11/29/2004

NanoUhOh

Well, what can I say? I crapped out of finishing my NaNoWriMo project this year. Unless of course in the next several hours something pushes me to speed past the 35,137 words I've written so far. It seems a shame since many of the words that found their way into my junior epic were really quite good words.

I hearkened back to what I'd done with my novel last year. Nothing. Tsk tsk, not good. Why then continue with this one?

After speaking with wise friend Fred, I was made to realize that we had both proven last year that we were up to the task and therefore, we didn't necessarily need to prove this again. Oh yeah, he crapped out this year too.

He vowed, a passage made easier through several glasses of wine, that he would make some sense of what had already been written and soldier on with his own timetable. Well then, if it's good enough for Fred, it's good enough for me.

NaNoWriMo have mercy on my soul.

11/02/2004

Vigil

My ongoing love/hate affair with Canadian Stage Company continues. They do often manage brilliance but on occasion, they do manage to bore me to tears. And I hate to cry. Unless it's at a particularly heartwarming commercial. For anything.

Billed as a dark comedy about death, I went to see Vigil starring Brent Carver and Martha Henry at Canadian Stage Company on October 30, 2004.

I'd previously seen Brent in Larry's Party at CanStage (a musical adaptation of the Carol Shields book that nearly worked) and before that some years ago in Kiss of the Spider Woman and in that he was excellent. What is it about him always managing to get down to his underwear in these plays? Is it in his contract or does he only seek parts written that way? No matter.

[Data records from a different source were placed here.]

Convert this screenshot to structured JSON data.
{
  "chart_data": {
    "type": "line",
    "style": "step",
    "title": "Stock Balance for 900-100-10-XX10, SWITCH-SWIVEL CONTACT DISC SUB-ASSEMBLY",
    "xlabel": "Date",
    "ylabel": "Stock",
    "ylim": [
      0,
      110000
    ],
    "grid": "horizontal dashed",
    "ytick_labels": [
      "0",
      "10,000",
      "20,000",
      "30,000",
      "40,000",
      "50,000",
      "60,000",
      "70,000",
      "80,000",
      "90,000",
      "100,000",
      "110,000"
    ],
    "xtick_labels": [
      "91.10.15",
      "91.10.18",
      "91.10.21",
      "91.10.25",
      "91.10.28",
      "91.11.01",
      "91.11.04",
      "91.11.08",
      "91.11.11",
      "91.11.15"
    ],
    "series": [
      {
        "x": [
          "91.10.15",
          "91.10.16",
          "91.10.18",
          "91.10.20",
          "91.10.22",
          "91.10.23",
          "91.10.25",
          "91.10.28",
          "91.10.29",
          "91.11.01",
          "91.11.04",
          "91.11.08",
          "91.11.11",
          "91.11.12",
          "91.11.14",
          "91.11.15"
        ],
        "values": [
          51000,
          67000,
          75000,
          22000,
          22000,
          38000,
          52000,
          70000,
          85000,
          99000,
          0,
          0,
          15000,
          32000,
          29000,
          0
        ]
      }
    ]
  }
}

Poor Brent has 99.9 per cent of the dialogue. He made it through most of it without incident although I can't blame him for some of the stilted words he had to speak. His character has returned to wait for his aged and somewhat infirmed aunt to die. Ms. Henry's task is to basically lie in bed and react to her nephew's observations and witty remarks along with bitter remembrances of his youth which she is gamely able to do, a tribute to her skill and ability as an actress. She is able to elicit sympathy, empathy and laughter with ease. Mr. Carver does the same but with a torrent of dialogue and a lot of futzing about on a ridiculous set.

The problem with the play is that it would have read really well as a story. Story or stage dialogue is so different from your everyday vernacular that it just doesn't sound natural. As in Angels In America, my main complaint was that people simply do not speak like this. I understand heightened reality, I just don't necessarily have to appreciate it when it's heightened out of the realm of believability. Also see David Mamet, often praised for his writing style. His writing style is great, his dialogue sucks. Please take a simple lesson from Mr. Tarantino's diner scene in Resevoir Dogs as an example of dialogue people can relate to.

The dark comedy seemed more dark in a mean sense than a funny sense. I say throw caution to the wind, make fun of death, politics, religion but apart from reactions of shock and delight from the blue haireds in the audience, please remember not all of us have said blue hair yet.

Morris Paynch has been lauded and semi lauded depending on which review you read for this play. There is obvious brilliance oozing from Mr. Paynch's brain and you'll know what I mean if you were lucky enough to see the enthralling production of The Overcoat now wowing international audiences. It was dazzling and all done with movement and no dialogue. It was triumphant. Perhaps Morris was just bursting to use a whole lot of extra words since he couldn't in The Overcoat?

In what is becoming a habit for me, perhaps as I age (but before my hair turns blue), my tolerance wanes -- I left at intermission. No longer does it matter that tickets are overpriced for everything. I cannot justify sitting there in the dark and being tortured, exquisitely or not. My vigil ended early.